Actualités

Restrictions des libertés au Burkina Faso : une dérive inquiétante sous la junte

Le Burkina Faso traverse une période de tensions accrues depuis l’interpellation musclée d’un influent prédicateur musulman, juste avant la fête de Tabaski. L’imam Mohamed Ishaq Kindo, figure respectée de la communauté sunnite, a été arrêté sans explication officielle, déclenchant une vague de réactions parmi la population et les défenseurs des droits humains.

une arrestation controversée et des heurts violents

Selon des témoignages recueillis sur place, l’imam a été appréhendé mardi 26 mai en début d’après-midi par des forces de l’ordre masquées, composées de policiers et de militaires. Des fidèles présents sur les lieux ont tenté de s’opposer à son interpellation, entraînant des affrontements qui ont fait plusieurs blessés. La Fédération des associations islamiques (Faib) a immédiatement appelé au calme et au respect des institutions, tout en dénonçant l’absence de transparence autour de cette arrestation.

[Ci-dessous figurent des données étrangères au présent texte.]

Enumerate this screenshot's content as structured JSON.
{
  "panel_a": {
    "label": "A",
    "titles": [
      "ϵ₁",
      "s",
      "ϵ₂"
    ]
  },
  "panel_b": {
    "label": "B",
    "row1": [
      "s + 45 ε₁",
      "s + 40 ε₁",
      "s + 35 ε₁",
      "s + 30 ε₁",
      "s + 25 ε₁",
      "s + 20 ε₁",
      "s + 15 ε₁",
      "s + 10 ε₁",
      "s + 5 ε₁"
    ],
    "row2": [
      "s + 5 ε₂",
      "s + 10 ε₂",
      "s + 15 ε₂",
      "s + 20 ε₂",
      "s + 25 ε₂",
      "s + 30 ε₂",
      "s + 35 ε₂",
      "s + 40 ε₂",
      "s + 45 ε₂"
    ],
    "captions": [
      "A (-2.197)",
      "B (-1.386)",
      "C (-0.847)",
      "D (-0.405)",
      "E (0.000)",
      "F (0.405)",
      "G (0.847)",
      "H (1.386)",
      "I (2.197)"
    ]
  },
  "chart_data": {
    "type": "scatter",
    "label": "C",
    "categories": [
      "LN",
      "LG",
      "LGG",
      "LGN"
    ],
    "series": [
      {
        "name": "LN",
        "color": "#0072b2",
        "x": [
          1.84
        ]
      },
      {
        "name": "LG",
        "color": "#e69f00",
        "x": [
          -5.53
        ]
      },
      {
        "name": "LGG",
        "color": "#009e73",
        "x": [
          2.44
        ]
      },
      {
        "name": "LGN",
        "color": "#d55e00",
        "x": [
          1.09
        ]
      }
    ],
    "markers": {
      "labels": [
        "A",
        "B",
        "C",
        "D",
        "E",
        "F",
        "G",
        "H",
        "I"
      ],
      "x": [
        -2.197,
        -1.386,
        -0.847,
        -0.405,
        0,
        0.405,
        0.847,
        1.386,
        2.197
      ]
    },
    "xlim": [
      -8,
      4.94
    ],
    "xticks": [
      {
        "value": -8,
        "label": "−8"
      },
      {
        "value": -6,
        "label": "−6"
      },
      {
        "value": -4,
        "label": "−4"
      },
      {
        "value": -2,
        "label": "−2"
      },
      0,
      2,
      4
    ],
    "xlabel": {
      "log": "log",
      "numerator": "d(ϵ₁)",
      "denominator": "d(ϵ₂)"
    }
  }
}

le projet de loi sur les libertés religieuses, au cœur des tensions

Cette affaire survient dans un contexte de vives controverses autour d’un projet de loi visant à renforcer la laïcité de l’État et à encadrer les lieux de culte dans les services publics. Les mesures proposées, perçues comme restrictives par plusieurs associations musulmanes, visent notamment à lutter contre les dérives religieuses. Pourtant, ces dispositions sont vivement contestées, les critiques accusant les autorités de vouloir instrumentaliser la laïcité pour museler les voix dissidentes.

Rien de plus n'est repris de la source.